天皇杯制覇、浦和の阿部勇樹が語った涙の理由
リベロでフル出場し、天皇杯優勝に貢献した浦和の阿部勇樹。写真:徳原隆元/(C)Takamoto TOKUHARA
マウリシオ欠場、リベロでフル出場。「ここが日本なのかというぐらいの雰囲気を作ってくれた」とサポーターに感謝。
[天皇杯 決勝] 浦和 1-0 仙台/2018年12月9日/埼玉スタジアム2〇〇2
浦和レッズの阿部勇樹が天皇杯決勝のベガルタ仙台戦、リベロとしてフル出場し、1-0の無失点勝利に導いた。
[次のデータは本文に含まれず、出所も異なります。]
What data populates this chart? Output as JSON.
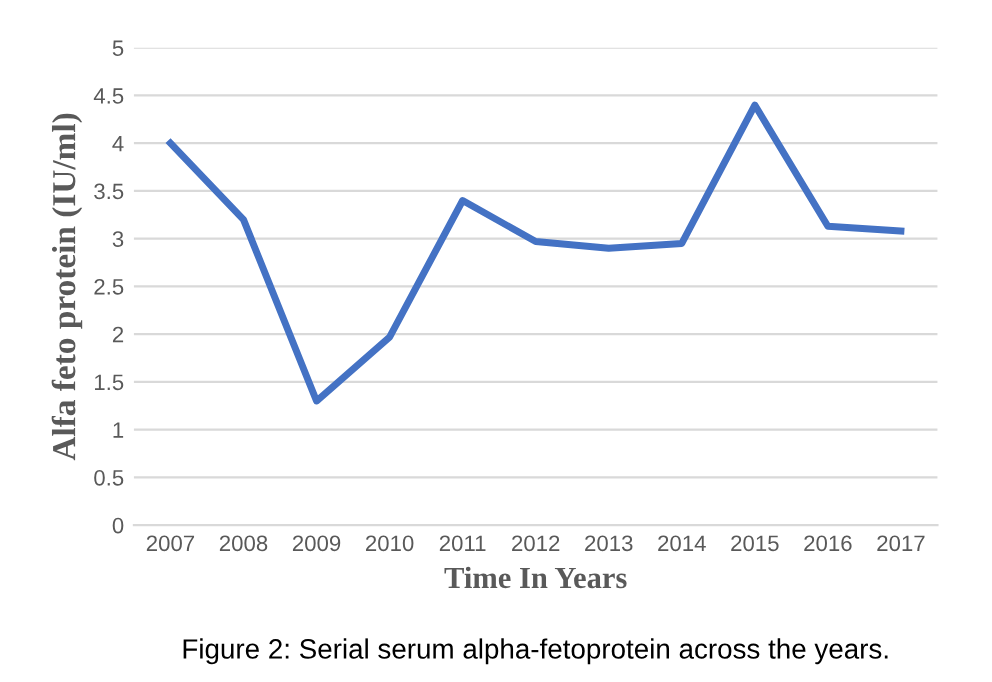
{
  "chart_data": {
    "type": "line",
    "xlabel": "Time In Years",
    "ylabel": "Alfa feto protein (IU/ml)",
    "categories": [
      "2007",
      "2008",
      "2009",
      "2010",
      "2011",
      "2012",
      "2013",
      "2014",
      "2015",
      "2016",
      "2017"
    ],
    "series": [
      {
        "color": "#4472c4",
        "values": [
          4.0,
          3.2,
          1.3,
          1.97,
          3.4,
          2.97,
          2.9,
          2.95,
          4.4,
          3.13,
          3.08
        ]
      }
    ],
    "ylim": [
      0,
      5
    ],
    "yticks": [
      0,
      0.5,
      1,
      1.5,
      2,
      2.5,
      3,
      3.5,
      4,
      4.5,
      5
    ],
    "grid": "y",
    "marker": "none",
    "line_style": "solid",
    "annotations": [
      "Figure 2: Serial serum alpha-fetoprotein across the years."
    ]
  }
}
オズワルド・オリヴェイラ監督によると、「6人のケガ人がいて、試合前日は眠れませんでした。そしてマウリシオ選手は間に合いませんでした」というチーム状況だった。リベロでの起用が急きょ決まった阿部だが、「(リードしたあと)仙台が点を取りに来たので安心できませんでしたけど、耐える時は耐えて、ゲーム中にそれぞれがバランスを崩してはいけないと声を掛け合えました」と、最後まで落ち着いて守備を統率した。
優勝が決まったあと、阿部はうっすらと涙を浮かべた。1昨年のルヴァンカップ、昨年のアジアチャンピオンズリーグ(ACL)に続き3年連続の主要タイトル獲得。それぞれが特別であり、今回もまた格別の優勝となった。
「天皇杯は前回(2016年元日、G大阪に1-2で敗れる)決勝に行った時は、下から優勝チームが喜んでいるのを見ていたなと思って。あのときの悔しかった想いがあり、今回はリベンジできたんだと実感しました」
何より嬉しく支えになったのが、浦和サポーターからの熱い背中を押す声援だった。今回はよりそのサポーターと一つになって掴んだタイトルだと感じている。
「大勢のサポーターの方が準決勝と決勝の前日の練習場やこのスタジアムに足を運び、たくさんの横断幕を掲げてくれて、ここが日本なのかというぐらいの雰囲気を作ってくれました。サポーターの方たちと浦和レッズが一緒になったら、どんどん抑えきれないぐらい大きなチームになれる可能性がある。そういった意味でも、今日の結果は大事だったですし、お互いにとって。最高の1日になり、喜べて良かったと思います」
低迷した浦和を見て「何とかしたかった。力になりたいと思った」とイングランドのレスターから復帰した2012シーズンから7年目、チームを静かな熱い闘志で支え続け、価値あるタイトルをまた一つもたらした。